Master's thesis presentation Nelson Rebelo

Examiner: Åsa Haglund
Supervisor: Joachim Ciers and Estrella Torres
Opponent: Theresa Fuchs

Abstract: Among the various types of semiconductor lasers, vertical-cavity surface-emitting lasers (VCSELs) stand out for their small footprints, low threshold currents, and excellent beam characteristics.

The Earth's atmospheric ozone layer strongly attenuates ultraviolet-c (UVC). Hence most organisms have not developed a defence mechanism against it. This radiation becomes useful for its germicidal effect.

AlGaN-based VCSELs meet the requirements for these applications regarding optimal wavelength emission and output power level.

Fabricating UVC VCSELs poses several challenges that must be addressed. Most significantly, a flip-chip approach due to the all-dielectric distributed Bragg reflectors (DBR) that demands a new approach given the need of substrate removal combined with precise control of cavity length.

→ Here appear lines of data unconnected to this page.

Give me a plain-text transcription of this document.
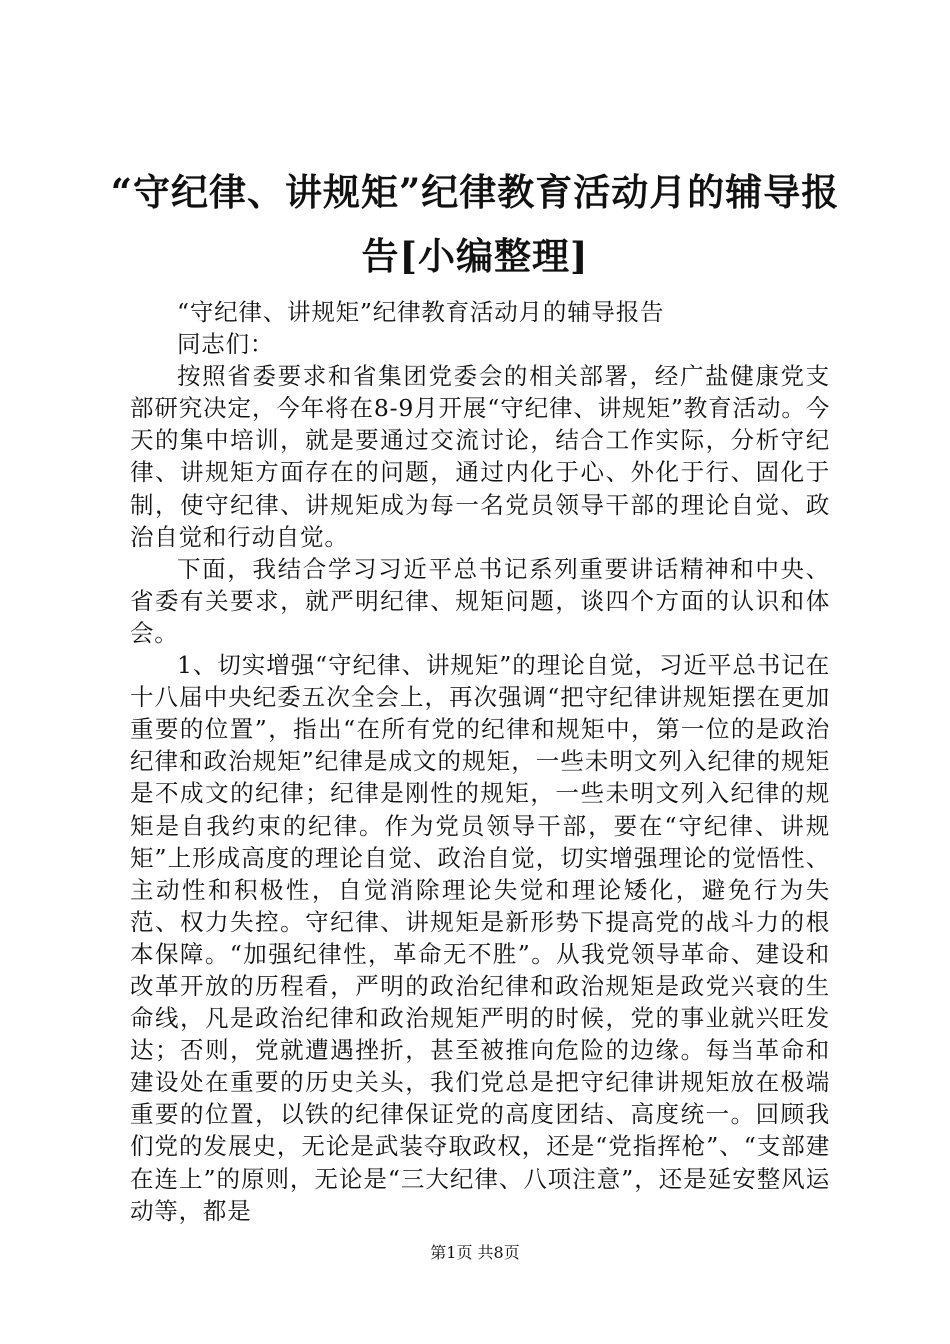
“守纪律、讲规矩”纪律教育活动月的辅导报
告[小编整理]

“守纪律、讲规矩”纪律教育活动月的辅导报告

同志们：

按照省委要求和省集团党委会的相关部署，经广盐健康党支部研究决定，今年将在8-9月开展“守纪律、讲规矩”教育活动。今天的集中培训，就是要通过交流讨论，结合工作实际，分析守纪律、讲规矩方面存在的问题，通过内化于心、外化于行、固化于制，使守纪律、讲规矩成为每一名党员领导干部的理论自觉、政治自觉和行动自觉。

下面，我结合学习习近平总书记系列重要讲话精神和中央、省委有关要求，就严明纪律、规矩问题，谈四个方面的认识和体会。

1、切实增强“守纪律、讲规矩”的理论自觉，习近平总书记在十八届中央纪委五次全会上，再次强调“把守纪律讲规矩摆在更加重要的位置”，指出“在所有党的纪律和规矩中，第一位的是政治纪律和政治规矩”纪律是成文的规矩，一些未明文列入纪律的规矩是不成文的纪律；纪律是刚性的规矩，一些未明文列入纪律的规矩是自我约束的纪律。作为党员领导干部，要在“守纪律、讲规矩”上形成高度的理论自觉、政治自觉，切实增强理论的觉悟性、主动性和积极性，自觉消除理论失觉和理论矮化，避免行为失范、权力失控。守纪律、讲规矩是新形势下提高党的战斗力的根本保障。“加强纪律性，革命无不胜”。从我党领导革命、建设和改革开放的历程看，严明的政治纪律和政治规矩是政党兴衰的生命线，凡是政治纪律和政治规矩严明的时候，党的事业就兴旺发达；否则，党就遭遇挫折，甚至被推向危险的边缘。每当革命和建设处在重要的历史关头，我们党总是把守纪律讲规矩放在极端重要的位置，以铁的纪律保证党的高度团结、高度统一。回顾我们党的发展史，无论是武装夺取政权，还是“党指挥枪”、“支部建在连上”的原则，无论是“三大纪律、八项注意”，还是延安整风运动等，都是

第1页 共8页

In this thesis, the fabrication and characterization of an optically pumped AlGaN-based UVC-emitting VCSEL with all-dielectric DBRs, with the shortest wavelength emission to date is realized. A novel technique is employed, photo-assisted electrochemical etching process (PECE), resulting in a smooth and uniformly well controlled 10λ cavity length. For some of the etched surfaces the RMS value was as low as 2.702 nm. All-dielectric DBRs with a stop-band of around 40 nm centered at 275 nm were successfully fabricated with a reflectance as high as 98.07%. Two batches of devices were produced. The device with the shortest emission wavelength emitted at 275.016 nm with a full-width half-maximum (FWHM) of 0.0562 nm at a threshold power density of 10.2MW/cm2. The lowest threshold power density was observed to be 9MW/cm2 for a device emitting at 276.00 nm with a FWHM of 0.0481 nm.